Die Post hat heute wieder viel gebracht. Zehn Zeitschriften, jede an die wahrhaft Gebildeten apellierend und jede nach ausschließlich künstlerischen Gesichtspunkten geleitet, empfehlen sich fürs neue Jahr, und zwanzig Verleger teilen mit, daß sie rüstig daran arbeiten, ihren rühmlichst bekannten Verlag in vornehmster Weise weiter auszubauen. Alle reden die selbe hohe und todesernste Sprache, alle führen ein Liste „erster Namen“ auf, alle tragen den führenden Zeitströmungen ausgiebigst Rechnung, und alle möchten so gern noch ein bißchen mehr verdienen.

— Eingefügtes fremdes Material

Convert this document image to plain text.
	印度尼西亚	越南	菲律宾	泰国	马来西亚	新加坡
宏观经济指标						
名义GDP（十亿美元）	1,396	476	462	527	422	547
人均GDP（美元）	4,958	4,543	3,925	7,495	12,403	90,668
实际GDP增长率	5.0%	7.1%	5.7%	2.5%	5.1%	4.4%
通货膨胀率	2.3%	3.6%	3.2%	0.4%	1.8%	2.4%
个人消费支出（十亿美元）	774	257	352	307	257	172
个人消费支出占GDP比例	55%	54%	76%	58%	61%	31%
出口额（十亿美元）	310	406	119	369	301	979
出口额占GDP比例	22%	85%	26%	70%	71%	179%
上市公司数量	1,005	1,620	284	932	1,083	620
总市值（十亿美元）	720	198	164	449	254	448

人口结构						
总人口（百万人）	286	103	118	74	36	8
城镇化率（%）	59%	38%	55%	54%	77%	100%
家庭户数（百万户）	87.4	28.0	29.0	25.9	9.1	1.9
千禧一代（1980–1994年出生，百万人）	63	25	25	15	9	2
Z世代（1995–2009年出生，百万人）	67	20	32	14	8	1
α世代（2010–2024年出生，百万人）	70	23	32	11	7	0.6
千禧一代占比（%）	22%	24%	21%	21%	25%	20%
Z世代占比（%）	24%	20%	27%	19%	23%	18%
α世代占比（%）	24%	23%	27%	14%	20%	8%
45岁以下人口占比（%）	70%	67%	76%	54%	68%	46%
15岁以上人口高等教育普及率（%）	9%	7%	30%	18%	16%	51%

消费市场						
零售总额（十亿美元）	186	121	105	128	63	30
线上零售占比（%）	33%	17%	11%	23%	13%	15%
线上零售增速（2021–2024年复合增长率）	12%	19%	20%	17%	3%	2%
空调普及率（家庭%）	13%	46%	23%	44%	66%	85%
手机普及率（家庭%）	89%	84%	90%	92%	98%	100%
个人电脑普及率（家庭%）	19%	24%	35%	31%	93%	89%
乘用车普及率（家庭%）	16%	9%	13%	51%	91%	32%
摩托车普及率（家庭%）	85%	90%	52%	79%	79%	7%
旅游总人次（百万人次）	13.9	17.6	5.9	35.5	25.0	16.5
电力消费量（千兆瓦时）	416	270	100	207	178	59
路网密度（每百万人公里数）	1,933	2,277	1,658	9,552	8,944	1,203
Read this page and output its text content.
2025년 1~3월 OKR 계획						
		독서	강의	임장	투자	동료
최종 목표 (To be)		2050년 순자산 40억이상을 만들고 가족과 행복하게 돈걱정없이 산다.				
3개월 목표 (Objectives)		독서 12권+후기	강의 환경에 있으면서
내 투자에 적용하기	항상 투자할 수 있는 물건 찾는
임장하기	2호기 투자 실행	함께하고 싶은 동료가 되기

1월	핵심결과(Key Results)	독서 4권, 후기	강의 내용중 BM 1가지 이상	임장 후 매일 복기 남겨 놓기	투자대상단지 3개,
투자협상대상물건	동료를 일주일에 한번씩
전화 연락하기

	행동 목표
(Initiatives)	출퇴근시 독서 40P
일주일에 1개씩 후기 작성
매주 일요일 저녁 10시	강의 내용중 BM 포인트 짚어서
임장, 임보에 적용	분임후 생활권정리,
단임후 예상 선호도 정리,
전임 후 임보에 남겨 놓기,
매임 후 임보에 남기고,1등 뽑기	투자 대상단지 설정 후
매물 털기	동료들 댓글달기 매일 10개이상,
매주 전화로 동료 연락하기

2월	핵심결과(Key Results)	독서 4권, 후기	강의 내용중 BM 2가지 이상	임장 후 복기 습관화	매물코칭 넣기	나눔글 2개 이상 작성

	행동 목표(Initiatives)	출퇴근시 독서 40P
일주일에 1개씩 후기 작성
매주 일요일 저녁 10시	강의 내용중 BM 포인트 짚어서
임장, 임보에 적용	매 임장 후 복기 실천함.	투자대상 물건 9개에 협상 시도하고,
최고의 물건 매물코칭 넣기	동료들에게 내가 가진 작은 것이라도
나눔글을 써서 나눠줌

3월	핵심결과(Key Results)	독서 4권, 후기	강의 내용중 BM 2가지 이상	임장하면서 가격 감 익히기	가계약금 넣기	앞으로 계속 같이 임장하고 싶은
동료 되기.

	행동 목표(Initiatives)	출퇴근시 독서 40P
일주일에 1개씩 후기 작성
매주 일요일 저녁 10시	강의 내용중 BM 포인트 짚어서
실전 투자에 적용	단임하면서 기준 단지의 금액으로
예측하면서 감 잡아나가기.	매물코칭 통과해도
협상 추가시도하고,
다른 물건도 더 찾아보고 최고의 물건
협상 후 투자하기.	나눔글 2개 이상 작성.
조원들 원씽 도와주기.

Das alles ist ja im Grunde gar nicht neu und im Grunde vielleicht gar nicht so schlimm, und ich habe eben an diesem Kulturjahrmarkt schon hundertmal meinen Spaß gehabt. Aber heute ist es mir gerade nicht zum Lachen, nicht einmal zum Schelten. Noch vor einer Stunde war ich draußen auf den Hügeln und sah den Wolken zu, und jede zog daher oder schritt oder schwamm oder tanzte wie ein Wunder, wie ein Wort oder Lied oder Scherz oder Trost aus Gottes Mund, und strebte sehnlich ins Weite, wiegte sich im kühlen blassen Blau und war schöner und sang ergreifender als alle Lieder, die in Büchern stehen. Nun trat ich in den Kram- und Handelsmarkt Dichter und Künstler und Verleger zurück wie in einen überfüllten Raum voll ängstlich schwüler Luft, und auf einmal war ich so müde wie von einem fruchtlos verhasteten Tag, legte den Kopf in die Hand und fühlte aus dem Gewirr von Kultur, das vor mir lag, eine böse Traurigkeit wie ein Fieber gegen mich andringen. Da wehrte ich mich denn, tat den Plunder still beiseite und ging mit der Lampe in mein liebes, stilles Zimmer hinauf, wo vor den Fenstern Spatzen und Möwen flatterten und wo in engen Reihen meine vielen alten Bücher stehen. So ein altes Buch ist immer tröstlich, das redet so aus der ferne her, man kann zuhören oder nicht, und wenn plötzlich mächtige Worte aufblitzen, so nimmt man sie nicht wie aus einem Buch von heute, nicht von einem so und so genannten Herrn Verfasser, sondern wie aus erster Hand, wie einen Möwenschrei und einen Sonnenstrahl.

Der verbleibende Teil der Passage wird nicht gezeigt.